Certains des officiers eurent une conduite relativement correcte. Coenraat Van
Huyssen, en particulier, semble être resté fidèle à sa fiancée, Judick
Bastiaensz. Mais la plupart des mutins ne s'embarrassaient pas de telles
finesses. Il était normal, pour ces femmes qu'on avait épargnées afm de les
mettre « à la libre disposition de tous », d'avoir subi les assauts d'au moins
deux ou trois des hommes de Cornelisz. Celles qui avaient un seigneur et maître
attitré étaient enviées. « Ma fille a dû cohabiter environ cinq semaines avec
Van Huyssen, note le pasteur. Il a parfaitement assuré sa protection, afin
qu'elle n'ait à supporter aucun autre désagrément que celui de cohabiter avec
lui. Les autres femmes étaient très jalouses de son sort et pensaient que
c'était là lui faire trop d'honneur 14 . »
    Creesje Jansz était de loin la plus convoitée des sept, et
Jeronimus se la réserva d'office. Dès qu'il prit le pouvoir sur l'île, le
capitaine général la fit amener dans sa tente et, loin de chercher à la
soumettre par la force, il déploya des trésors de prévenances 15 .
Pendant près de deux semaines, il lui écrivit des sonnets et fut aux petits
soins pour elle 16 , dans l'espoir de la convaincre qu'il n'était pas
un monstre. Cette conduite surprenante semble indiquer, d'une part, que
Cornelisz voyait en elle bien plus qu'un simple agrément, et trahit surtout
cette forte tendance qu'il avait à s'autosuggestionner- car elle lui opposait
la même résistance obstinée que naguère à Jacobsz. Cornelisz finit par renoncer
à ses entreprises galantes et les choses durent s'ébruiter dans le camp, car
les autres habitants de l'île en eurent vent :
    « Enfin, Jeronimus alla s'en plaindre à David Zevanck, lui
expliquant qu'il ne parvenait à rien avec elle, ni par la douceur ni par la
colère. Zevanck lui répondit : "Eh ! vous ne connaissez donc pas de remède
à cela ? Vous allez voir que je vais lui faire entendre raison." Il est
alors entré dans la tente et a lancé à Lucretia : "J'entends que l'on se
plaint de vous - A quel sujet ? a-t-elle demandé - On me dit que vous refusez
de vous plier de bonne grâce aux souhaits du capitaine.
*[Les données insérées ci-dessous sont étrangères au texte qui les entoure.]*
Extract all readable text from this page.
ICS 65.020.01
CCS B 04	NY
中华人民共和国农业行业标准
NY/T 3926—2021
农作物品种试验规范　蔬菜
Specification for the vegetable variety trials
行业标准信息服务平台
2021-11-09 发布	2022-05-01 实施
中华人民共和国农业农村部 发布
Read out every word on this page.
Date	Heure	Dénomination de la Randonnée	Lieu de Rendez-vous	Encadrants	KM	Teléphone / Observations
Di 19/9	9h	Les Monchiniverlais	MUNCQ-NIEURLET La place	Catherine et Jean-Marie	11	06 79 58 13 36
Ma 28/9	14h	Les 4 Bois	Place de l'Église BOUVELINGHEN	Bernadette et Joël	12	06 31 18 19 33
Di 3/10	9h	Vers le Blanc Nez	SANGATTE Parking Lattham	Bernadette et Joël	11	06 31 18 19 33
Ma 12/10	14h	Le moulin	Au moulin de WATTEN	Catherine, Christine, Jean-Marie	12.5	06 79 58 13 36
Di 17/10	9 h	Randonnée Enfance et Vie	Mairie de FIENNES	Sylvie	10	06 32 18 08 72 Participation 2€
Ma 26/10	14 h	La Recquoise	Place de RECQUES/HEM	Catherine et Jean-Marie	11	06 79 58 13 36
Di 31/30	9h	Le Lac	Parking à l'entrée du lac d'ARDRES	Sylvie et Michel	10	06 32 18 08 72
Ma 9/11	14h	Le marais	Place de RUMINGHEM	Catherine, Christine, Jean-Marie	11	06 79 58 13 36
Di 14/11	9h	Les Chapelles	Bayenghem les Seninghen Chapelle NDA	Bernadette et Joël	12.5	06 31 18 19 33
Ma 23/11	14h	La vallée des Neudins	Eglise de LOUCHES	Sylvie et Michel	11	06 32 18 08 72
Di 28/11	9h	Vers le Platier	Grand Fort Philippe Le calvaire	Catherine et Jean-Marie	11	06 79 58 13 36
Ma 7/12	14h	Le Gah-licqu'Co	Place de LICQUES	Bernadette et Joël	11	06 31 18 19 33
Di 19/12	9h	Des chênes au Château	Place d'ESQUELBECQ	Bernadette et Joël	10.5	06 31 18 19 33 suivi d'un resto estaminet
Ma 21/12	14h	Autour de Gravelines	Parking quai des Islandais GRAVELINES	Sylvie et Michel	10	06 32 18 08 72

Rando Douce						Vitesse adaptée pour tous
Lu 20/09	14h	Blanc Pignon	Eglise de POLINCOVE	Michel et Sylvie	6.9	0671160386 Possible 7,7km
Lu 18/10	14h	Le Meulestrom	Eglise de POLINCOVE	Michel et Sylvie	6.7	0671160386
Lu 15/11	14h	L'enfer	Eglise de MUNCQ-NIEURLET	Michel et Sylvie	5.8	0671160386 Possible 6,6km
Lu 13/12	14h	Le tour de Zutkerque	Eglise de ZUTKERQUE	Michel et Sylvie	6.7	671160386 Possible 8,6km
Mais à présent, vous
allez devoir choisir. Soit vous faites ce pour quoi nous avons épargné les
femmes, sur cette île, soit vous finirez comme Wybrecht Claasen !" En
entendant ces menaces, Lucretia se résigna, et le capitaine général en fît sa
concubine. 17 »
    Comme les autres femmes, Lucretia n'avait cédé que pour
échapper à la mort. Tant que le capitaine général serait content d'elle, elle pourrait
au moins manger et boire convenablement, tout en bénéficiant d'une relative
sécurité - ce qui n'était pas le lot des autres rescapés mâles, adultes ou
jeunes garçons, qui vivaient dans une constante terreur, exposés à la maladie,
à la faim et à la soif.
    A présent que le plus clair des massacres avait été
perpétré, la vie du mutiné moyen sombrait peu à peu dans la routine. Les hommes
de Jeronimus étaient sans cesse en quête de distractions nouvelles, et il était
mortellement imprudent d'attirer leur attention. D'autant plus que la santé
mentale de quelques-uns, qui étaient sans doute à l'origine d'un tempérament
plutôt instable, commençait à vaciller.
    Le cas le plus grave fut celui de Jan Pelgrom l8 ,
un garçon de cabine dont le journal de bord décrit « la vie abominable » avec
force détails :
    « Jurant, blasphémant, défiant Dieu, il n'avait plus rien
d'humain et vivait comme une bête. » Pelgrom n'avait plus le moindre contrôle
de lui-même, « ce qui finit par en faire un vrai monstre, terrorisant tout le monde.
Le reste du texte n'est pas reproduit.